Monitoring

There are three different monitoring components:
  • Rucio internal monitoring using Graphite/Grafana
  • Transfer monitoring using the messages sent by Hermes
  • File/Dataset Access monitoring using the traces

Internal Monitoring

This is to monitor the internals of Rucio servers and daemons, e.g., submission rate of the conveyor, state of conveyor queues, reaper deletion rate, server response times, server active session, etc. We use Graphite [1] for this. It’s easy to setup and then you have to point your Rucio instance to the Graphite server using the “carbon_server” options in the “monitor” section in etc/rucio.cfg.

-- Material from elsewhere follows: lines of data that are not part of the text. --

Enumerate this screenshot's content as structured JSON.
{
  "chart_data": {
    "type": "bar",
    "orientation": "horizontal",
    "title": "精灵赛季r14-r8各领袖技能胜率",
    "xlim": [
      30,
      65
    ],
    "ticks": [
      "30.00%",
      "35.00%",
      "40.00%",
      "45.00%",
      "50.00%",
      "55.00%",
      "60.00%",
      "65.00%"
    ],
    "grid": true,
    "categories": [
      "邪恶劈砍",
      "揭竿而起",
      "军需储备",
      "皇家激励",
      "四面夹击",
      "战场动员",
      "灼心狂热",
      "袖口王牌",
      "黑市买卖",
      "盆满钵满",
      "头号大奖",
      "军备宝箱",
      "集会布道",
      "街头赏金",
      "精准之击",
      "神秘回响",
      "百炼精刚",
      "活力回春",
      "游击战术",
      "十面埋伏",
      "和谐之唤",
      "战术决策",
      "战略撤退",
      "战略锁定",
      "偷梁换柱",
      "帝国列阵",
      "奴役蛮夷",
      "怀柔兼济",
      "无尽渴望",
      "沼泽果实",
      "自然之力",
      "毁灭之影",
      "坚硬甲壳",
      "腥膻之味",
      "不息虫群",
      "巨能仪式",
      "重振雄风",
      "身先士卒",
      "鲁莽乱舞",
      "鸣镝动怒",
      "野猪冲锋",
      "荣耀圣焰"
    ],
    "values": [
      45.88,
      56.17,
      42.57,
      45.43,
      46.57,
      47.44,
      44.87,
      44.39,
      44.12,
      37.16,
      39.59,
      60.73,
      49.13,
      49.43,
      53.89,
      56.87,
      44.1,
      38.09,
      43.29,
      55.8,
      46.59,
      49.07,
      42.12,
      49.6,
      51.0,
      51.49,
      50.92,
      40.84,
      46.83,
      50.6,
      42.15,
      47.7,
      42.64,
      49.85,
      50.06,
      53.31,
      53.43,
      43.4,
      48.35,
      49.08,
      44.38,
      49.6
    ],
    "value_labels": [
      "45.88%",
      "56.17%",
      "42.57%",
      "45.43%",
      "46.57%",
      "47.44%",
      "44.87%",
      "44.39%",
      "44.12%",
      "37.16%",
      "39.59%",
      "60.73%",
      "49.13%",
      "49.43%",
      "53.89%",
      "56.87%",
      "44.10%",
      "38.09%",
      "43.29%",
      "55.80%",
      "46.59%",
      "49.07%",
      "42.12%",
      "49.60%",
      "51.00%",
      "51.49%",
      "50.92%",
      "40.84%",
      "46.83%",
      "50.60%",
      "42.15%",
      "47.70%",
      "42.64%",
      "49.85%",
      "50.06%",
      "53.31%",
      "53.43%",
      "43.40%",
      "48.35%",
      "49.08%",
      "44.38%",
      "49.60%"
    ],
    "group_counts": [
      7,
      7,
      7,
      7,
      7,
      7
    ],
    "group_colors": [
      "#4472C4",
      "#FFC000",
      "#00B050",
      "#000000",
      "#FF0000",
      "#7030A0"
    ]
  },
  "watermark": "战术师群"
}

The different Rucio components will then send metrics using those “record” functions you will find all over the code. Graphite has a built-in web interface to show graphs but more comfortable to use is the Grafana [2] tool.

Transfer monitoring

If a transfer is submitted, queued, waiting, done or failed messages are sent to ActiveMQ via Hermes and are also archived in the messages_history table. Same is true for deletions. In the case of ATLAS we have a dedicated monitoring infrastructure that reads the messages from ActiveMQ, aggregates them and then writes the aggregated data into ElasticSearch/InfluxDB from where it then can be visualised using Kibana/Grafana.

Access monitoring

The traces are sent by the pilots or the rucio clients whenever a file is downloaded/uploaded.

Footnotes

[1]https://graphiteapp.org/
[2]https://grafana.com/